If you figure out that you’re not cut out for music school, do not lose heart. We live in the age of unlimited free information, and if you are serious about studying music, you can learn 100% of everything you learn at music school for free on the internet, at the library, and by taking individual lessons from private instructors. Frank Zappa hated formal education, but took his musical study VERY seriously, and filled out his impressive musical knowledge on his own. You can be like Frank, and if you’re the intuitive type rather than the academic, then you need to start transcribing music you want to learn to play, researching the concepts that interest you, and doing the legwork to get your understanding of music beyond what you need to do what it is you want to do.

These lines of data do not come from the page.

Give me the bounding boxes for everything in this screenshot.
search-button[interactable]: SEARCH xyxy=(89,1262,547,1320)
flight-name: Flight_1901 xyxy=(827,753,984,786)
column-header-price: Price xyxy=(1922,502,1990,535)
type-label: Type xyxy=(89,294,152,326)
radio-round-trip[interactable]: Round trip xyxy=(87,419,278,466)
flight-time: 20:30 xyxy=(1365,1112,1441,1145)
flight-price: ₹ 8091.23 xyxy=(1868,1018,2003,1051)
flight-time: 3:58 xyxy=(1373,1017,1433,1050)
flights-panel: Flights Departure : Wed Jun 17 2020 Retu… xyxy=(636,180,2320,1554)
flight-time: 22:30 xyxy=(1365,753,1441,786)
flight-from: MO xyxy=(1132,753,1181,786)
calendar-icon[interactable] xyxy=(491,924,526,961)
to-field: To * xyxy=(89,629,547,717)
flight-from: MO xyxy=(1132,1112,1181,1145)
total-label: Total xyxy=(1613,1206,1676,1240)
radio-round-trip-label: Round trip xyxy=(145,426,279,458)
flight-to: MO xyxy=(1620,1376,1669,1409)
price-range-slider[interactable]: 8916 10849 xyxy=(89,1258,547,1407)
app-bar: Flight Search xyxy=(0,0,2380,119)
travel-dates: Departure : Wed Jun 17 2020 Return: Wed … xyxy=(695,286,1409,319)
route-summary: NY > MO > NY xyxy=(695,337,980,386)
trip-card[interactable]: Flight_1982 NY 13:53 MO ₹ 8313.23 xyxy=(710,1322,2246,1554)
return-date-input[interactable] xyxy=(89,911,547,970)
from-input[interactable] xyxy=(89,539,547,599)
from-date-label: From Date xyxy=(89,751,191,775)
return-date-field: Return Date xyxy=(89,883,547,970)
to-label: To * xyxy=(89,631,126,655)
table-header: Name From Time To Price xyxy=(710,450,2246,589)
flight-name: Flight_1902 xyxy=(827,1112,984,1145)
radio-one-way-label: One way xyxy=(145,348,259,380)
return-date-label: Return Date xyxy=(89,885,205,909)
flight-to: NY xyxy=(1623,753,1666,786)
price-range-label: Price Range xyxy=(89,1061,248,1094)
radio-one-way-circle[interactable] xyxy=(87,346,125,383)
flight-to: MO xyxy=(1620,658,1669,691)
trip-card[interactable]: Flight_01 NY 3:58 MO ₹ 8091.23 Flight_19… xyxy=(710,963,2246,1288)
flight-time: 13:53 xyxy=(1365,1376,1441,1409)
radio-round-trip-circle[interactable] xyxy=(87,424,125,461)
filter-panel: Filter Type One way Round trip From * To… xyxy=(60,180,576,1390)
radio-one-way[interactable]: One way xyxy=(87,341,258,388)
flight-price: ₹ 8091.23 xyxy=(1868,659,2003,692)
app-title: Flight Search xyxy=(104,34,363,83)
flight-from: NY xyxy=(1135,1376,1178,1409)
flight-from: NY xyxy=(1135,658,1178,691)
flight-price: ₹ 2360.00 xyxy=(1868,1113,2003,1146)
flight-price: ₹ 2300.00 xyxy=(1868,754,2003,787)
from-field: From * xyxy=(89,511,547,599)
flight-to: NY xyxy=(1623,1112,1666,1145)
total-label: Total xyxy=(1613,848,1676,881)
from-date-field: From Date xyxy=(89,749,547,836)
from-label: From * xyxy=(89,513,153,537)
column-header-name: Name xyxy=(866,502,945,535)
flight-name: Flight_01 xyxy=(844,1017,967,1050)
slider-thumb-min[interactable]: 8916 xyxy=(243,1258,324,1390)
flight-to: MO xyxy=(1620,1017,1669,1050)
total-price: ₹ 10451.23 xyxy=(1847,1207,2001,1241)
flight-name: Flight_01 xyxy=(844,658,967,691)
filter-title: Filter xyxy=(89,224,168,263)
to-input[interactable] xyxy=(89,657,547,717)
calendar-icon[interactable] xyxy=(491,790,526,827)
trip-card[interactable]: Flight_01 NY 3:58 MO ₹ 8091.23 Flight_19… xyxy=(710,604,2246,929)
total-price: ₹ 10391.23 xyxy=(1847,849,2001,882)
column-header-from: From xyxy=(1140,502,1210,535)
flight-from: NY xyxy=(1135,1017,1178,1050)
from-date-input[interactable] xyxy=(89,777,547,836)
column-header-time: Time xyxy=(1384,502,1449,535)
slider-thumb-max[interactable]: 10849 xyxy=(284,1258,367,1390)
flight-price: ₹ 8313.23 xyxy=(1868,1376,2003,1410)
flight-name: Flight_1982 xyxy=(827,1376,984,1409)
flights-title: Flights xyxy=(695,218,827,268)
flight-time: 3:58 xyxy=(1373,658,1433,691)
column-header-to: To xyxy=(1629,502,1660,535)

The idea that you need to attend an institute of higher learning to attain some holy crystal skull of knowledge is as ridiculous as a person swinging through the trees with an entourage of monkeys. You can’t get the same experience of being involved with a group of your peers on a campus full of opportunities, and meet people to collaborate with in the same way as you can in music college, but you can save an incredible amount of money which you can put towards furthering your career in other ways, and while your friends struggle to pay off their student debt, you can be earning money in your field that you owe no one.
I’ll add that I believe it was very worth it for me. The things I learned in my jazz theory and ear training classes have given me the tools to be a far better musician than I was, more knowledgable than many of my peers, and allow me to still have deeper musical experiences every day. I learned a huge amount of things I didn’t even know there was to be learned, or couldn’t see what was important about them at the time, and if I’d tried to go about it on my own, I would have missed them entirely. I also, however, wish that I’d taken some music business classes while I was there – and if you intend on going, you should 100% not miss that if you possibly can. It’ll save you so much time and headache you wouldn’t even believe it.
So what you need to do when considering the path before you is the most important factor: yourself. Do you need the structure and opportunities for collaboration that music school provides, and can you become engrossed and involved enough to make it worthwhile? Or are you a self-structured, disciplined type who can dig in and find what you need from the modern world of overwhelming amount of information? I can’t answer that question, but I hope with the info I’ve given you, you can answer it for yourself.